Henrietta Bredin

A world elsewhere

Henrietta Bredin visits Oslo's new opera house and finds it impressive, both inside and out

Henrietta Bredin visits Oslo’s new opera house and finds it impressive, both inside and out

Oslo is a small city, with a population of just over half a million, but it now boasts, funded entirely from the public purse, and on budget — Olympic Committee, please note — a spanking new all-singing, all-dancing opera house which has already rooted itself deeply in Norwegian affections, despite initial resistance from many quarters, especially in rural areas. Completed an impressive five months ahead of schedule, it sits on the waterfront in the old harbour area of Bjørvika like an iceberg that might slip into the fjord at any minute.

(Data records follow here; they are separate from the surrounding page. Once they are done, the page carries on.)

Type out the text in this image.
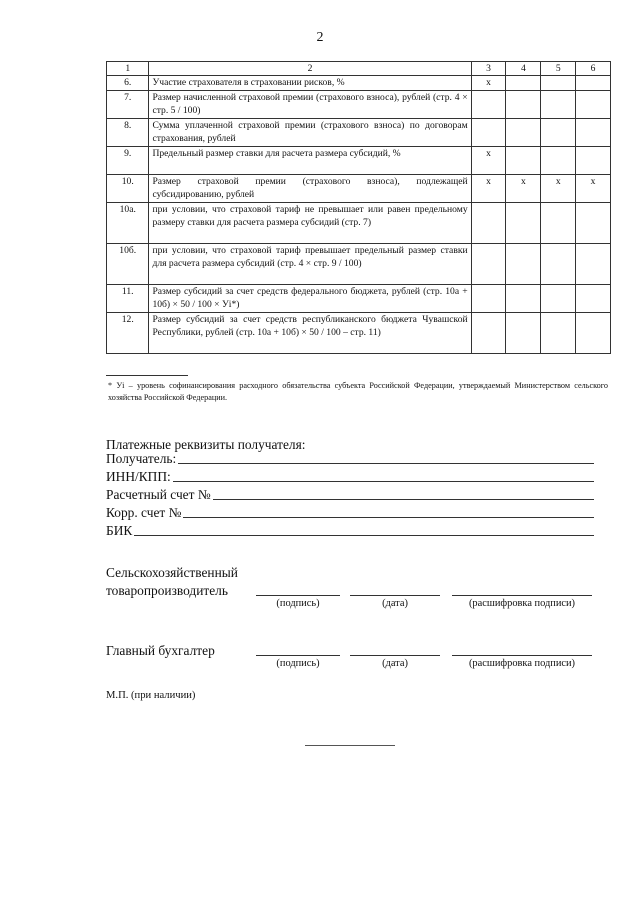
2
1	2	3	4	5	6
6.	Участие страхователя в страховании рисков, %	х			
7.	Размер начисленной страховой премии (страхового взноса), рублей (стр. 4 × стр. 5 / 100)				
8.	Сумма уплаченной страховой премии (страхового взноса) по договорам страхования, рублей				
9.	Предельный размер ставки для расчета размера субсидий, %	х			
10.	Размер страховой премии (страхового взноса), подлежащей субсидированию, рублей	х	х	х	х
10а.	при условии, что страховой тариф не превышает или равен предельному размеру ставки для расчета размера субсидий (стр. 7)				
10б.	при условии, что страховой тариф превышает предельный размер ставки для расчета размера субсидий (стр. 4 × стр. 9 / 100)				
11.	Размер субсидий за счет средств федерального бюджета, рублей (стр. 10а + 10б) × 50 / 100 × Уi*)				
12.	Размер субсидий за счет средств республиканского бюджета Чувашской Республики, рублей (стр. 10а + 10б) × 50 / 100 – стр. 11)				
* Уi – уровень софинансирования расходного обязательства субъекта Российской Федерации, утверждаемый Министерством сельского хозяйства Российской Федерации.
Платежные реквизиты получателя:
Получатель:
ИНН/КПП:
Расчетный счет №
Корр. счет №
БИК
Сельскохозяйственный
товаропроизводитель
(подпись)	(дата)	(расшифровка подписи)
Главный бухгалтер
(подпись)	(дата)	(расшифровка подписи)
М.П. (при наличии)
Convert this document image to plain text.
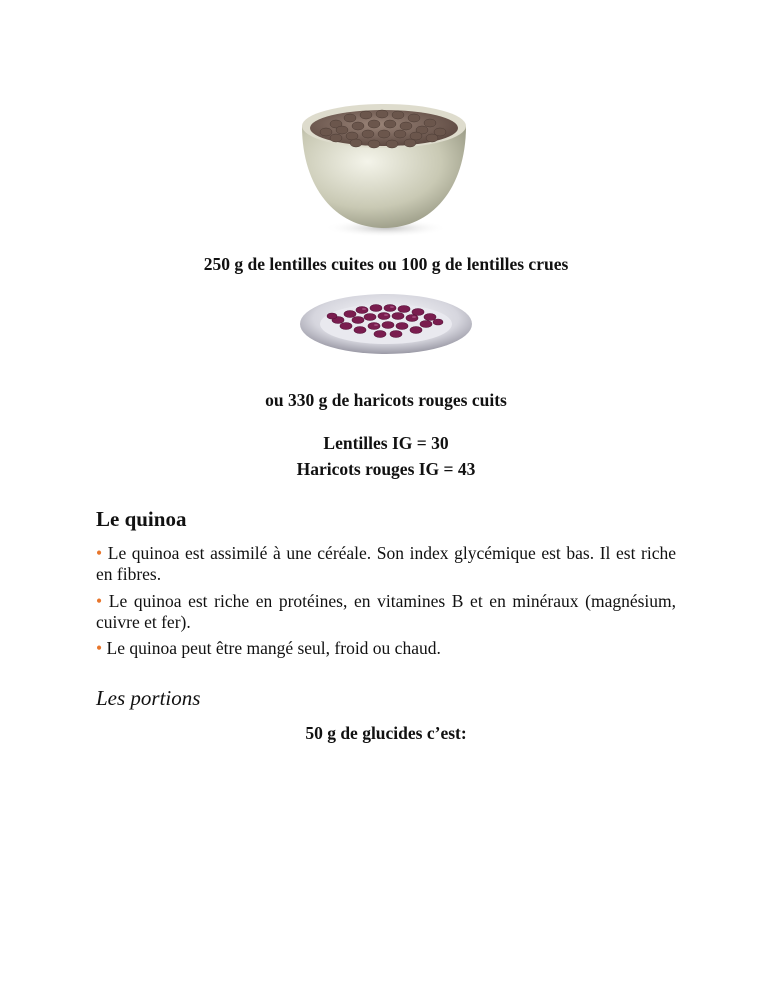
250 g de lentilles cuites ou 100 g de lentilles crues
ou 330 g de haricots rouges cuits
Lentilles IG = 30
Haricots rouges IG = 43
Le quinoa
• Le quinoa est assimilé à une céréale. Son index glycémique est bas. Il est riche en fibres.
• Le quinoa est riche en protéines, en vitamines B et en minéraux (magnésium, cuivre et fer).
• Le quinoa peut être mangé seul, froid ou chaud.
Les portions
50 g de glucides c’est:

A governing idea behind it was that it should prove a popular gathering place for people whether or not they were planning to attend an opera or ballet performance, and this seems to have been a resounding success. On a glittering June day I found a family with a baby in a push chair having a picnic on the roof, assorted half-naked sun-worshippers spread like basking seals on a long, paved slope leading down into the water and, inside, bunches of contented people drinking coffee, eating pastries and admiring the boat-studded, gull-swooping view through a vast expanse of glass.

Snøhetta, the architects responsible for the building, have taken inspiration from the Norwegian landscape in winter, so that it looks from the outside, all interlocking planes of white marble and glass, like a cross between an ice floe and a craggy snow-covered mountainside. The interior is light-saturated with, to one side, a staircase and a great curved wall made of Baltic oak and, to the other, a pale green and white honeycomb structure designed by Olafur Eliasson behind which is a cloakroom (which at the moment, with no bulky outdoor clothes hanging there, resembles a bare-branched steel forest) and generous, beautifully designed lavatories.